The Market Regime Filter

The market changes all the time. Sometimes it trends, sometimes it oscillates, sometimes it goes sidewards. Trading systems that do not react on market regime change will bring uncomfortable times for their traders (and their wallets). In TASC 7/2926, Gaetano Di Prima and Fabio Baruffa provide a solution. Their market regime filter consists of three components for detecting trend, volatility, and credit spread. Does this filter improve trading?

Although the 3 detectors are not this complex, the authors provided 9 pages Python code for realizing them. Python is an effective language, but not so for financial indicators. Neither I, nor Claude or ChatGPT did really want to convert 9 pages, so I programmed the three detectors from scratch. This took five minutes:

int marketDir(int TimePeriod)
{
  asset("SPY");
  return priceC() > SMA(seriesC(),TimePeriod);
}

int marketVolatility()
{
  return assetPrice("VIX") < assetPrice("VIX3M");
}

var marketCC(int TimePeriod)
{
  var Ratio = assetPrice("HYG")/fix0(assetPrice("IEF"));
  return zscore(Ratio,TimePeriod);
}

The assetPrice function is a helper function that returns the current price of the given asset and then switches back to the original asset.
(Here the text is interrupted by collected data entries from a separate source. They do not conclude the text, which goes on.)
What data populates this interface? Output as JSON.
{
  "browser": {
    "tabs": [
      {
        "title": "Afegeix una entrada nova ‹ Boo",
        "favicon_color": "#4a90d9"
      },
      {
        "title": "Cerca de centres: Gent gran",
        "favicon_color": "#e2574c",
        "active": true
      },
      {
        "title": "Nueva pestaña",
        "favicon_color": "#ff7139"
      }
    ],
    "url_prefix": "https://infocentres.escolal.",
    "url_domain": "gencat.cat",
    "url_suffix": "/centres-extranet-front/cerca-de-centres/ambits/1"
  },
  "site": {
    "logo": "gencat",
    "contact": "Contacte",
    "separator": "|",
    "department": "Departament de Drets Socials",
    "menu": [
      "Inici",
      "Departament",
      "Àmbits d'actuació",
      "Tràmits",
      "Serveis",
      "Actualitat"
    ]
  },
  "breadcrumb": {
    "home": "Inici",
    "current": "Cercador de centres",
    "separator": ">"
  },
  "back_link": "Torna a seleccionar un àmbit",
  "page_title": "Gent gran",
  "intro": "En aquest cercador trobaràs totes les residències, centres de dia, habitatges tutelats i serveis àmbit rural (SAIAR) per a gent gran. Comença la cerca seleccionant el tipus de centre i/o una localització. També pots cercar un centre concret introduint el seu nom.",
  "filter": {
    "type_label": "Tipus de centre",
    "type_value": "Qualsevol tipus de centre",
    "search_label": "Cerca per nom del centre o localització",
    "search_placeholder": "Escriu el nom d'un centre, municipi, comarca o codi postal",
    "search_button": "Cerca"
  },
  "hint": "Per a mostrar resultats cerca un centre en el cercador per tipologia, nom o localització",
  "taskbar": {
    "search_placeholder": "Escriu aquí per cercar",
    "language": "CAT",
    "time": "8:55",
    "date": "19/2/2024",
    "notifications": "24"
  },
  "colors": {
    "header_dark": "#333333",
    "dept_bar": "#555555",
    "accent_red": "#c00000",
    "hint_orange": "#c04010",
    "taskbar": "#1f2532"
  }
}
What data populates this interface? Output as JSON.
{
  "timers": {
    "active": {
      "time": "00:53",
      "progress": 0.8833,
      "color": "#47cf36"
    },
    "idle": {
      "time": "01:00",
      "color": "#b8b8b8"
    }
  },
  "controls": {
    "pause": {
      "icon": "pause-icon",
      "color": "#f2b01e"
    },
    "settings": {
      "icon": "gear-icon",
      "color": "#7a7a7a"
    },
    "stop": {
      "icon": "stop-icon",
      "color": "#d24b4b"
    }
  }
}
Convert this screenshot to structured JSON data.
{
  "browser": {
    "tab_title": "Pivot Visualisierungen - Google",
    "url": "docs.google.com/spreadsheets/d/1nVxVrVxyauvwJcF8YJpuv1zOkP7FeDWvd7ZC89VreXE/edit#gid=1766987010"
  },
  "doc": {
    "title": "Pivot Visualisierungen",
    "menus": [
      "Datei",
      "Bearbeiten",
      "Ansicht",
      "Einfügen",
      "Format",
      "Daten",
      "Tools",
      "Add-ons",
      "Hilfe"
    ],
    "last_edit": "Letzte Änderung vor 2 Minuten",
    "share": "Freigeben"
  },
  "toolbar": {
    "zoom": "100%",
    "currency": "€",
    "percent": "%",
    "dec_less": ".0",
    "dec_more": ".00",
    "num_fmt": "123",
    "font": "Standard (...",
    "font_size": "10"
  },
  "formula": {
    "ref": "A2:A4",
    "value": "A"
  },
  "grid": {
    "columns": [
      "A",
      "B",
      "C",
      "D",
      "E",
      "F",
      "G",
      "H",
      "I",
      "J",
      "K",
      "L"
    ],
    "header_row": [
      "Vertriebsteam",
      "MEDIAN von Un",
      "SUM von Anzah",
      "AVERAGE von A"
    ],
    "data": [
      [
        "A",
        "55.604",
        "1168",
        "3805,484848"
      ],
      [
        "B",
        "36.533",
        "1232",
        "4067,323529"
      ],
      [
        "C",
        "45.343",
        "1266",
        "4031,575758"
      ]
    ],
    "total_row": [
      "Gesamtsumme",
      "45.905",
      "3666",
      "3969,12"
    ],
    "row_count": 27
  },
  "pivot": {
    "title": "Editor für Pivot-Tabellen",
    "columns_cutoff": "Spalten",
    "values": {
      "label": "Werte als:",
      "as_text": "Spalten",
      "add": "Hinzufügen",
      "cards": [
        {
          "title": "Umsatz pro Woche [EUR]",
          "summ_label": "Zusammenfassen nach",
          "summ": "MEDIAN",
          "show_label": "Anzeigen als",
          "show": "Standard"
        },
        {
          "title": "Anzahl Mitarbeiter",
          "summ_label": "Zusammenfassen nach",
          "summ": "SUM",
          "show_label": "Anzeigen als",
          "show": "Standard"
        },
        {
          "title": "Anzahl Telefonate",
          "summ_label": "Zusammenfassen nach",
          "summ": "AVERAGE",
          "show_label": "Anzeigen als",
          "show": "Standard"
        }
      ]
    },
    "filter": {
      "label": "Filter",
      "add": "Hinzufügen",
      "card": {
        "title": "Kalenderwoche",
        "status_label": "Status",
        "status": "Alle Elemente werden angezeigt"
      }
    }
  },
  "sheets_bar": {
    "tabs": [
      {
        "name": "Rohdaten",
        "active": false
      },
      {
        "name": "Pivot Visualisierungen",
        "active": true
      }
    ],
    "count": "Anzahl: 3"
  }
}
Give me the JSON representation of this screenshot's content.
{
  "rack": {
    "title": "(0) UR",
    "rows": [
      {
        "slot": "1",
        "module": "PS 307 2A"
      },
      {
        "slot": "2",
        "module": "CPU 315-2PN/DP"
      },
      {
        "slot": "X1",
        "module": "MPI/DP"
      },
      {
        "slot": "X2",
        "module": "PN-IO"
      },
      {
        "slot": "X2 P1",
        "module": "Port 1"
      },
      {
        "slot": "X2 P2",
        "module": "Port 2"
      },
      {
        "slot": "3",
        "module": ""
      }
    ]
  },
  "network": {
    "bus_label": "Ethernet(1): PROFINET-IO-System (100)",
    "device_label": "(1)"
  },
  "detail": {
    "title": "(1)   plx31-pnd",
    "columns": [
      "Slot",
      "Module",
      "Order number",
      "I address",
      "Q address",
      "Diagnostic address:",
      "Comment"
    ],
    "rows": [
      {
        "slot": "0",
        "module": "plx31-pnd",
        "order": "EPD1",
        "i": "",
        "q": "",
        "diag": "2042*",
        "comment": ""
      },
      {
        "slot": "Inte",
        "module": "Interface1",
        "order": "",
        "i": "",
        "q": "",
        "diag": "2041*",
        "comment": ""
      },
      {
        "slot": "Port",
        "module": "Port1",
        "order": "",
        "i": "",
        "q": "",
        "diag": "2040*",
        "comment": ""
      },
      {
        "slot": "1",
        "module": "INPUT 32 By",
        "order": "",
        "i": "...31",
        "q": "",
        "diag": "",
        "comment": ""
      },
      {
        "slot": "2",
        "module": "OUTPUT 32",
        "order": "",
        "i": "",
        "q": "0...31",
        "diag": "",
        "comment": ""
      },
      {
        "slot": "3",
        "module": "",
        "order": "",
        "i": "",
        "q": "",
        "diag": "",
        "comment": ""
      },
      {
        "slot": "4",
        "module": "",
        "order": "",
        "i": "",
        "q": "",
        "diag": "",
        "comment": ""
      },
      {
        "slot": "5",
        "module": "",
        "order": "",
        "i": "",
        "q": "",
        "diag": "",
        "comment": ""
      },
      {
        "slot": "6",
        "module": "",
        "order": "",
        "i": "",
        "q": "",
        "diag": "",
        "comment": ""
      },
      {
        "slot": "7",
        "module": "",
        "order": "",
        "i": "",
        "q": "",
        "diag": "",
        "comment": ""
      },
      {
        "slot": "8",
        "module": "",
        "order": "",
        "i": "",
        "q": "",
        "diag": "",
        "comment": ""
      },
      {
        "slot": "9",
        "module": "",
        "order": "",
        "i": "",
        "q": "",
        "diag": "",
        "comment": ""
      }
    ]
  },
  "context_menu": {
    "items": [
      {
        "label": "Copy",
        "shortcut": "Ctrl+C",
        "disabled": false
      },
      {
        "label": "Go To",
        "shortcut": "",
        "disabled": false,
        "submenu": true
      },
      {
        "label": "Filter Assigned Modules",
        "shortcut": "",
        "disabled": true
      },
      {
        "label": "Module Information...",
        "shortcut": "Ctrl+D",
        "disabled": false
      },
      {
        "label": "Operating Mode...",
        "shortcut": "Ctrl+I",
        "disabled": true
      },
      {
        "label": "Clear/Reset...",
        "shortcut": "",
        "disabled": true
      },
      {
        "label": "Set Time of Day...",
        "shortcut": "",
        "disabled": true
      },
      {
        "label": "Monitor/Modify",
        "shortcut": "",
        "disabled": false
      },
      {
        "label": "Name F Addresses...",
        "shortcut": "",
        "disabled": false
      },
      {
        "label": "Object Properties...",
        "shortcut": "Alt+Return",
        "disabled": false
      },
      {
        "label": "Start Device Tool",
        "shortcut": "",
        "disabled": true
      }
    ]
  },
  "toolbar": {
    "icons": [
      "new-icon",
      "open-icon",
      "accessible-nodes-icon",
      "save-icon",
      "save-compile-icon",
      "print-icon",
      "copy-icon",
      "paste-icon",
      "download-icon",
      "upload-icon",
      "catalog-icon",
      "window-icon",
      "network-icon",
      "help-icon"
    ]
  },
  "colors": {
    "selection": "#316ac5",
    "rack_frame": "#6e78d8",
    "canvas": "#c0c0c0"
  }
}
The fix0 function prevents division by zero, just in case. The first two functions return 1 when the condition is fulfilled, otherwise 0.

The authors consider the market in a favorable state when all 3 detectors give green light. If only 2 do, trading should be done with caution, and otherwise entrirely suspended. This is the code to plot a green, orange, or red bar depending on the market state:

function run()
{
  BarPeriod = 1440;
  StartDate = 2008;
  EndDate = 2026;
  LookBack = 200;
  setf(PlotMode,PL_ALL);
  assetList("AssetsIB");

  int Score = marketDir(200) 
    + marketVolatility() 
    + (marketCC(100) > -2);

  plot("#0",0,NEW,WHITE); // plot in a new window
  if(Score == 3)
    plot("On",1,BARS,GREEN);
  else if(Score == 2)
    plot("Caution",1,BARS,ORANGE);
  else
    plot("Risk",1,BARS,RED);}
}

The resulting chart:

Now we’re going to put the market detector to the test. We invest all capital in SPY when the market is in a green state, half the capital in an orange state, and go out of the market in a red state. For this we add this code to the run function:

asset("SPY");
Capital = 10000;
Leverage = 1;
int Exposure = (Capital+ProfitTotal)/MarginCost;
if(Score < 3) Exposure /= 2;
if(Score < 2) Exposure = 0;

if(Exposure > LotsPool)
  enterLong(Exposure-LotsPool);
else if(Exposure < LotsPool)
  exitLong(0,0,LotsPool-Exposure);

The backtest reproduces the results from the TASC article, with 8% CAGR and 18% drawdown:

8% return is good, but not too exciting. However drawdown and risk are remarkably smaller than with a buy-and-hold strategy.

The code can be downloaded from the 2026 script repository.